昨日、宮城県大郷町で11歳の女児が刺され、56歳の、精神科に通院歴のある男が逮捕された(読売新聞7月21日朝刊社会面35頁参照)。

逮捕された男は、精神科に通院していることに加え、取調べにおいて訳のわからないことを言っているようなので、この事件は、刑事上は不起訴(起訴しても心神喪失で無罪の可能性があるから。刑法第39条第1項参照)、民事上でも損害賠償責任を負わないことが予想される(民法第713条参照。昔は「心神喪失」という用語を用いていた)。

どうして責任が問われない可能性があるのかというと、刑事法の世界でも、民事法の世界でも、非難可能性のない行為者の行為の責任を問うことが出来ないとされるからである。そのため、「事物の理非善悪を弁識するの能力なく、又はこの弁識に従って行動する能力なき状態」にある者(裁判所による心神喪失の定義。簡単に言えば、行為の意味がわからないか、わかってもそれに従って行動できない者。大審院昭和6年12月3日判決大審院刑事裁判集10巻682頁参照)は非難できないので、責任を問われないとされているのである。

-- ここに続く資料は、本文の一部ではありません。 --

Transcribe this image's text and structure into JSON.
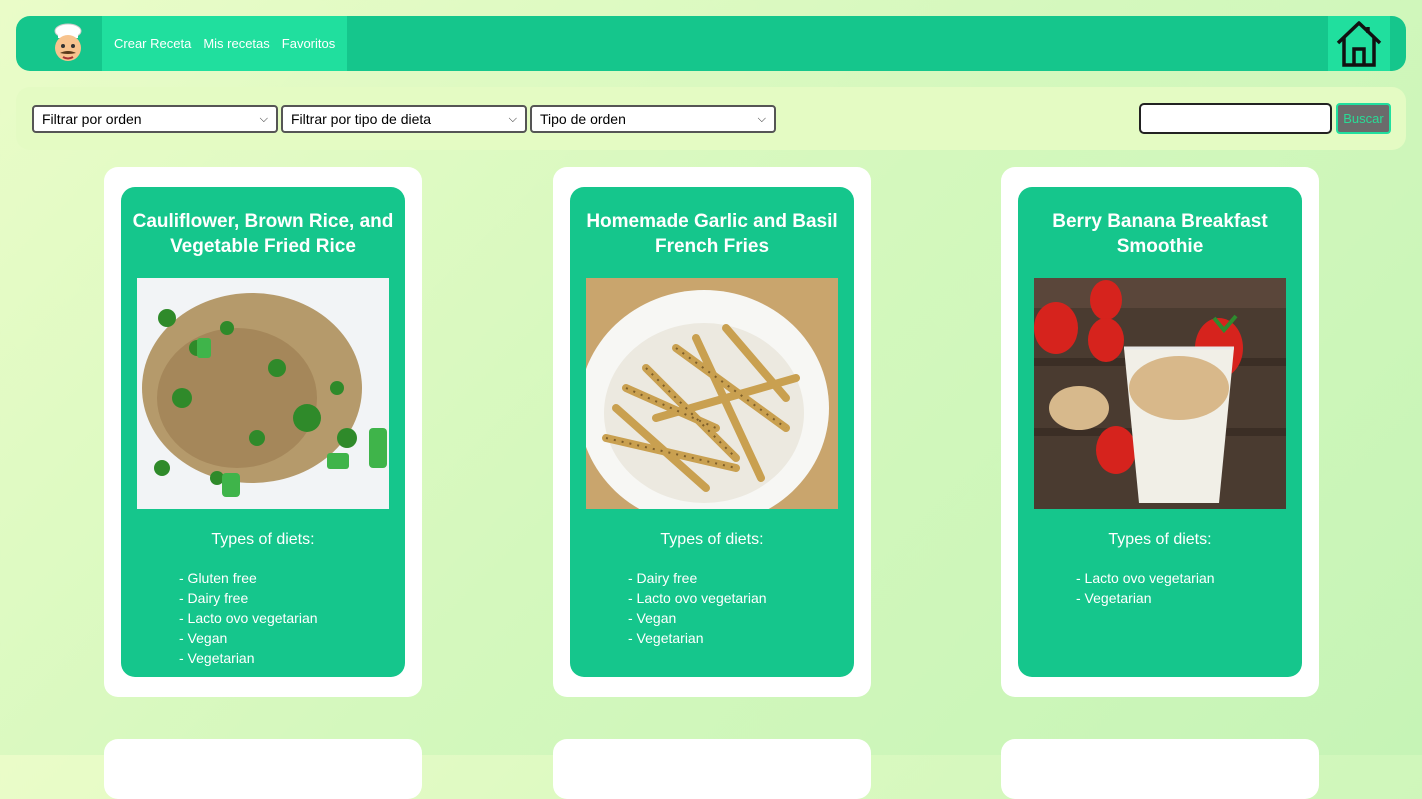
{
  "nav": {
    "logo_icon": "chef-icon",
    "links": [
      "Crear Receta",
      "Mis recetas",
      "Favoritos"
    ],
    "home_icon": "home-icon"
  },
  "filters": {
    "order_filter": "Filtrar por orden",
    "diet_filter": "Filtrar por tipo de dieta",
    "order_type": "Tipo de orden",
    "search_value": "",
    "search_button": "Buscar"
  },
  "cards": [
    {
      "title": "Cauliflower, Brown Rice, and Vegetable Fried Rice",
      "diets_title": "Types of diets:",
      "diets": [
        "- Gluten free",
        "- Dairy free",
        "- Lacto ovo vegetarian",
        "- Vegan",
        "- Vegetarian"
      ]
    },
    {
      "title": "Homemade Garlic and Basil French Fries",
      "diets_title": "Types of diets:",
      "diets": [
        "- Dairy free",
        "- Lacto ovo vegetarian",
        "- Vegan",
        "- Vegetarian"
      ]
    },
    {
      "title": "Berry Banana Breakfast Smoothie",
      "diets_title": "Types of diets:",
      "diets": [
        "- Lacto ovo vegetarian",
        "- Vegetarian"
      ]
    }
  ],
  "colors": {
    "primary": "#15c68c",
    "nav_active": "#20df9e",
    "filter_bg": "#e4fbc3"
  }
}
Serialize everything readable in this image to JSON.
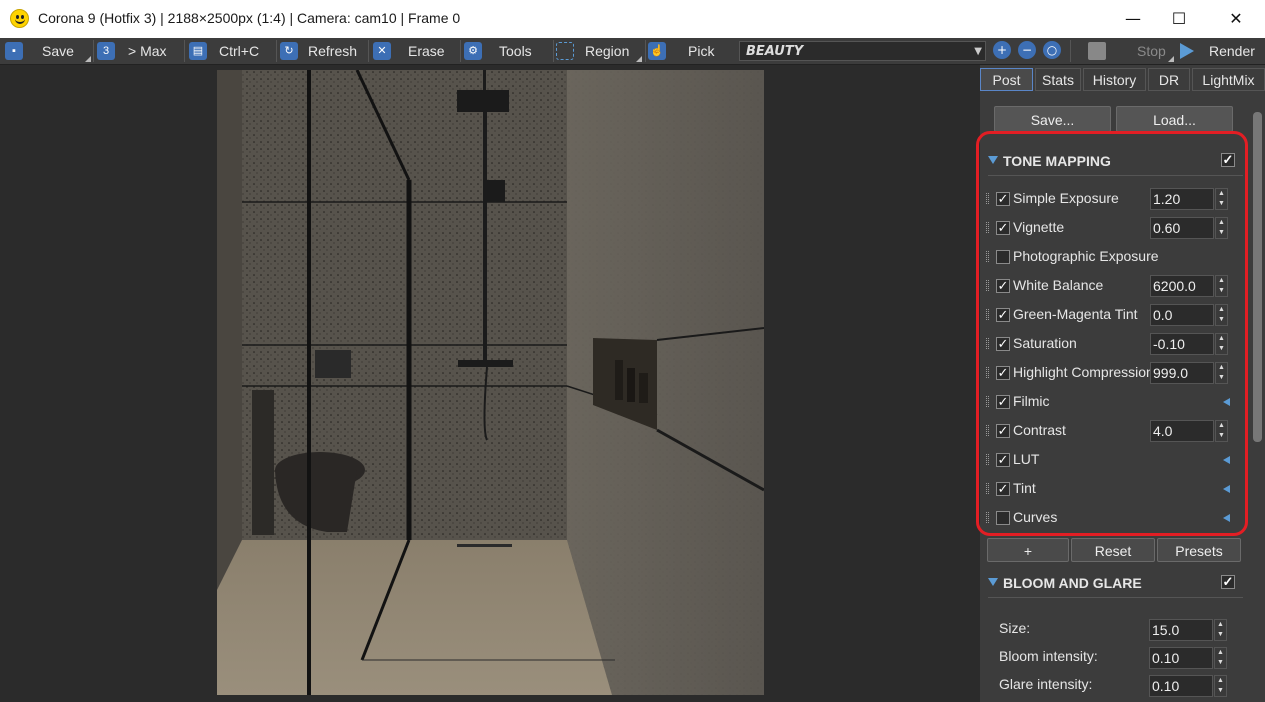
{
  "window": {
    "title": "Corona 9 (Hotfix 3) | 2188×2500px (1:4) | Camera: cam10 | Frame 0",
    "minimize": "—",
    "maximize": "☐",
    "close": "✕"
  },
  "toolbar": {
    "save": "Save",
    "to_max": "> Max",
    "ctrl_c": "Ctrl+C",
    "refresh": "Refresh",
    "erase": "Erase",
    "tools": "Tools",
    "region": "Region",
    "pick": "Pick",
    "pass_select": "BEAUTY",
    "stop": "Stop",
    "render": "Render"
  },
  "panel": {
    "tabs": [
      "Post",
      "Stats",
      "History",
      "DR",
      "LightMix"
    ],
    "active_tab": "Post",
    "save_btn": "Save...",
    "load_btn": "Load...",
    "tone_mapping": {
      "title": "TONE MAPPING",
      "enabled": true,
      "rows": [
        {
          "name": "Simple Exposure",
          "checked": true,
          "value": "1.20"
        },
        {
          "name": "Vignette",
          "checked": true,
          "value": "0.60"
        },
        {
          "name": "Photographic Exposure",
          "checked": false,
          "value": null
        },
        {
          "name": "White Balance",
          "checked": true,
          "value": "6200.0"
        },
        {
          "name": "Green-Magenta Tint",
          "checked": true,
          "value": "0.0"
        },
        {
          "name": "Saturation",
          "checked": true,
          "value": "-0.10"
        },
        {
          "name": "Highlight Compression",
          "checked": true,
          "value": "999.0"
        },
        {
          "name": "Filmic",
          "checked": true,
          "value": null
        },
        {
          "name": "Contrast",
          "checked": true,
          "value": "4.0"
        },
        {
          "name": "LUT",
          "checked": true,
          "value": null
        },
        {
          "name": "Tint",
          "checked": true,
          "value": null
        },
        {
          "name": "Curves",
          "checked": false,
          "value": null
        }
      ],
      "add_btn": "+",
      "reset_btn": "Reset",
      "presets_btn": "Presets"
    },
    "bloom_glare": {
      "title": "BLOOM AND GLARE",
      "enabled": true,
      "rows": [
        {
          "name": "Size:",
          "value": "15.0"
        },
        {
          "name": "Bloom intensity:",
          "value": "0.10"
        },
        {
          "name": "Glare intensity:",
          "value": "0.10"
        }
      ]
    }
  },
  "colors": {
    "accent": "#5b9bd5",
    "highlight_outline": "#e31e24",
    "panel_bg": "#3c3c3c"
  }
}
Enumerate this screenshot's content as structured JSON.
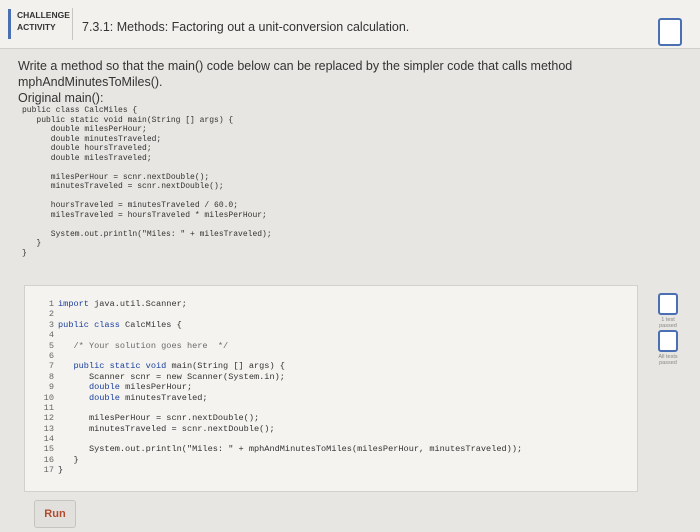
{
  "header": {
    "badge_line1": "CHALLENGE",
    "badge_line2": "ACTIVITY",
    "title": "7.3.1: Methods: Factoring out a unit-conversion calculation."
  },
  "prompt": {
    "line1": "Write a method so that the main() code below can be replaced by the simpler code that calls method mphAndMinutesToMiles().",
    "line2": "Original main():"
  },
  "original_code": "public class CalcMiles {\n   public static void main(String [] args) {\n      double milesPerHour;\n      double minutesTraveled;\n      double hoursTraveled;\n      double milesTraveled;\n\n      milesPerHour = scnr.nextDouble();\n      minutesTraveled = scnr.nextDouble();\n\n      hoursTraveled = minutesTraveled / 60.0;\n      milesTraveled = hoursTraveled * milesPerHour;\n\n      System.out.println(\"Miles: \" + milesTraveled);\n   }\n}",
  "editor_lines": [
    {
      "n": "1",
      "pre": "",
      "kw": "import",
      "text": " java.util.Scanner;"
    },
    {
      "n": "2",
      "pre": "",
      "kw": "",
      "text": ""
    },
    {
      "n": "3",
      "pre": "",
      "kw": "public class",
      "text": " CalcMiles {"
    },
    {
      "n": "4",
      "pre": "",
      "kw": "",
      "text": ""
    },
    {
      "n": "5",
      "pre": "   ",
      "kw": "",
      "text": "",
      "comment": "/* Your solution goes here  */"
    },
    {
      "n": "6",
      "pre": "",
      "kw": "",
      "text": ""
    },
    {
      "n": "7",
      "pre": "   ",
      "kw": "public static void",
      "text": " main(String [] args) {"
    },
    {
      "n": "8",
      "pre": "      ",
      "kw": "",
      "text": "Scanner scnr = new Scanner(System.in);"
    },
    {
      "n": "9",
      "pre": "      ",
      "kw": "double",
      "text": " milesPerHour;"
    },
    {
      "n": "10",
      "pre": "      ",
      "kw": "double",
      "text": " minutesTraveled;"
    },
    {
      "n": "11",
      "pre": "",
      "kw": "",
      "text": ""
    },
    {
      "n": "12",
      "pre": "      ",
      "kw": "",
      "text": "milesPerHour = scnr.nextDouble();"
    },
    {
      "n": "13",
      "pre": "      ",
      "kw": "",
      "text": "minutesTraveled = scnr.nextDouble();"
    },
    {
      "n": "14",
      "pre": "",
      "kw": "",
      "text": ""
    },
    {
      "n": "15",
      "pre": "      ",
      "kw": "",
      "text": "System.out.println(\"Miles: \" + mphAndMinutesToMiles(milesPerHour, minutesTraveled));"
    },
    {
      "n": "16",
      "pre": "   ",
      "kw": "",
      "text": "}"
    },
    {
      "n": "17",
      "pre": "",
      "kw": "",
      "text": "}"
    }
  ],
  "run_label": "Run",
  "tests": [
    {
      "line1": "1 test",
      "line2": "passed"
    },
    {
      "line1": "All tests",
      "line2": "passed"
    }
  ]
}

しかし、被害者にとってはたまったものではないだろう。加害者がどうあれ、刑に服してほしいし、賠償してほしいだろうからである(民事に関しては民法第714条で監督義務者が賠償責任を負うことになっている)。だが、国家権力が強制するという観点からは、やろうと思ってもできない人に強制できないということなのだろう(だからといって、これがいいと思っているわけではない)。

私の文章では不足かもしれないが、おかしいと思うことでも、それなりの理由はあることを読者の皆さんに理解してほしいと思い、あえて書いた。

参考文献
大塚仁『刑法概説(総論)』(第3版) 有斐閣
内田貴民法供〆銚各論』 東京大学出版会
*なお、この両文献とも、最新版で確認されたし。